What is the advantage of that over programming languages though? At some point y...

simonw · 2026-01-10T23:43:28 1768088608

Because if the tests are in Python the LLM still has to convert them from Python to Ruby or whatever, which leaves room for mistakes to creep in.

If the tests are in YAML it doesn't need to convert them at all. It can write a new test harness in the new language and run against those existing, deterministic tests.

roxolotl · 2026-01-11T00:01:57 1768089717

My point is that to create a specification you need to use a formal language of some kind. In this example they created a new yaml based specification language. Why do that vs use a well documented existing formal language the LLM knows well like Python. The translation is either yaml -> new language or Python -> new language. The translation is happening in both cases.

The advantage I can think of is it would might be more human readable but Python is damn close to pseudocode. It’ll likely always be a bit annoying to write because it has to be a formal language.

simonw · 2026-01-11T01:51:05 1768096265

There's no translation from YAML to a different language.

The YAML describes the tests - like this file here: https://github.com/dbreunig/whenwords/blob/main/tests.yaml

Snippet:

  - name: "5 hours ago"
    input: { timestamp: 1704049200, reference: 1704067200 }
    output: "5 hours ago"

  - name: "21 hours ago"
    input: { timestamp: 1703991600, reference: 1704067200 }
    output: "21 hours ago"

When told "use red/green TDD to write code for this in Ruby", a coding agent like Claude Code will write a test harness in Ruby that loops through all of those YAML tests, run it and watch it fail, then write just enough Ruby that the tests pass.

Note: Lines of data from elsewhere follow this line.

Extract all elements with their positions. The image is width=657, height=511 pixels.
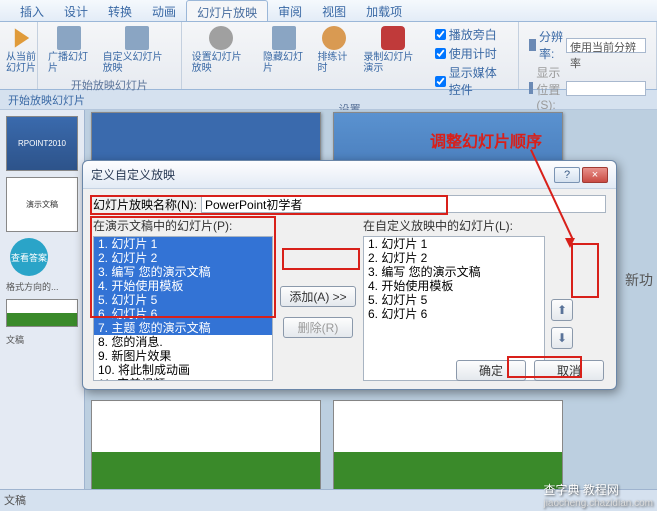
tab-review[interactable]: 审阅 [268, 0, 312, 21]
hide-icon [272, 26, 296, 50]
resolution-row: 分辨率:使用当前分辨率 [529, 28, 646, 62]
list-item[interactable]: 1. 幻灯片 1 [364, 237, 544, 251]
resolution-combo[interactable]: 使用当前分辨率 [566, 38, 646, 53]
from-current-label: 从当前幻灯片 [6, 52, 38, 74]
define-custom-show-dialog: 定义自定义放映 ? × 幻灯片放映名称(N): 在演示文稿中的幻灯片(P): 1… [82, 160, 617, 390]
clock-icon [322, 26, 346, 50]
custom-show-label: 自定义幻灯片放映 [103, 52, 171, 74]
slide-thumbnails-panel: RPOINT2010 演示文稿 查看答案 格式方向的... 文稿 [0, 110, 85, 511]
broadcast-button[interactable]: 广播幻灯片 [44, 24, 95, 76]
list-item[interactable]: 6. 幻灯片 6 [94, 307, 272, 321]
right-list-label: 在自定义放映中的幻灯片(L): [363, 217, 545, 234]
group-monitor: 分辨率:使用当前分辨率 显示位置(S): 使用演示者视图 监视器 [519, 22, 657, 89]
list-item[interactable]: 5. 幻灯片 5 [94, 293, 272, 307]
move-up-button[interactable]: ⬆ [551, 299, 573, 321]
side-badge[interactable]: 查看答案 [10, 238, 48, 276]
rehearse-label: 排练计时 [317, 52, 351, 74]
side-thumb-2[interactable]: 演示文稿 [6, 177, 78, 232]
list-item[interactable]: 2. 幻灯片 2 [364, 251, 544, 265]
close-button[interactable]: × [582, 167, 608, 183]
record-icon [381, 26, 405, 50]
left-list-label: 在演示文稿中的幻灯片(P): [93, 217, 273, 234]
narration-checkbox[interactable]: 播放旁白 [435, 26, 508, 43]
group-start2: 广播幻灯片 自定义幻灯片放映 开始放映幻灯片 [38, 22, 182, 89]
from-current-button[interactable]: 从当前幻灯片 [2, 24, 42, 87]
monitor2-icon [529, 82, 534, 94]
setup-options: 播放旁白 使用计时 显示媒体控件 [431, 24, 512, 100]
media-checkbox[interactable]: 显示媒体控件 [435, 64, 508, 98]
timings-checkbox[interactable]: 使用计时 [435, 45, 508, 62]
annotation-arrow-head [565, 238, 575, 248]
slide-green-1[interactable] [91, 400, 321, 495]
side-text-2: 文稿 [6, 333, 78, 346]
list-item[interactable]: 1. 幻灯片 1 [94, 237, 272, 251]
remove-button[interactable]: 删除(R) [283, 317, 353, 338]
tab-insert[interactable]: 插入 [10, 0, 54, 21]
new-feature-label: 新功 [625, 270, 653, 290]
tab-animation[interactable]: 动画 [142, 0, 186, 21]
list-item[interactable]: 7. 主题 您的演示文稿 [94, 321, 272, 335]
tab-view[interactable]: 视图 [312, 0, 356, 21]
annotation-text: 调整幻灯片顺序 [430, 128, 542, 152]
watermark-main: 查字典 教程网 [543, 481, 653, 498]
setup-button[interactable]: 设置幻灯片放映 [188, 24, 255, 100]
presentation-slides-listbox[interactable]: 1. 幻灯片 12. 幻灯片 23. 编写 您的演示文稿4. 开始使用模板5. … [93, 236, 273, 381]
watermark-sub: jiaocheng.chazidian.com [543, 498, 653, 509]
side-thumb-3[interactable] [6, 299, 78, 327]
rehearse-button[interactable]: 排练计时 [313, 24, 355, 100]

roxolotl · 2026-01-11T03:57:18 1768103838

Yea I guess we're having a definitional disagreement here. To be clear I think this is a good idea and the work you've done using tests from projects to have agents translate libraries is awesome.

But to me clearly that YAML snippet you provided is a specification which needs to be translated to Ruby as much as Python would. If the equivalent Python is:

def test_timeago_5_hours_ago(self):

  self.assertEqual(timeago(1704049200, 1704067200)), "5 hours ago")

def test_timeago_21_hours_ago(self):

  self.assertEqual(timeago(1703991600, 1704067200)), "21 hours ago")

The YAML is no more clear than the Python, nor closer to Ruby. Honestly I think it's less clear as a human reading it because it's hard to tell which function is being tested in context of a specific test case. I guess it's possible Claude is better at working with the YAML than the Python but that would be a coincidence I think.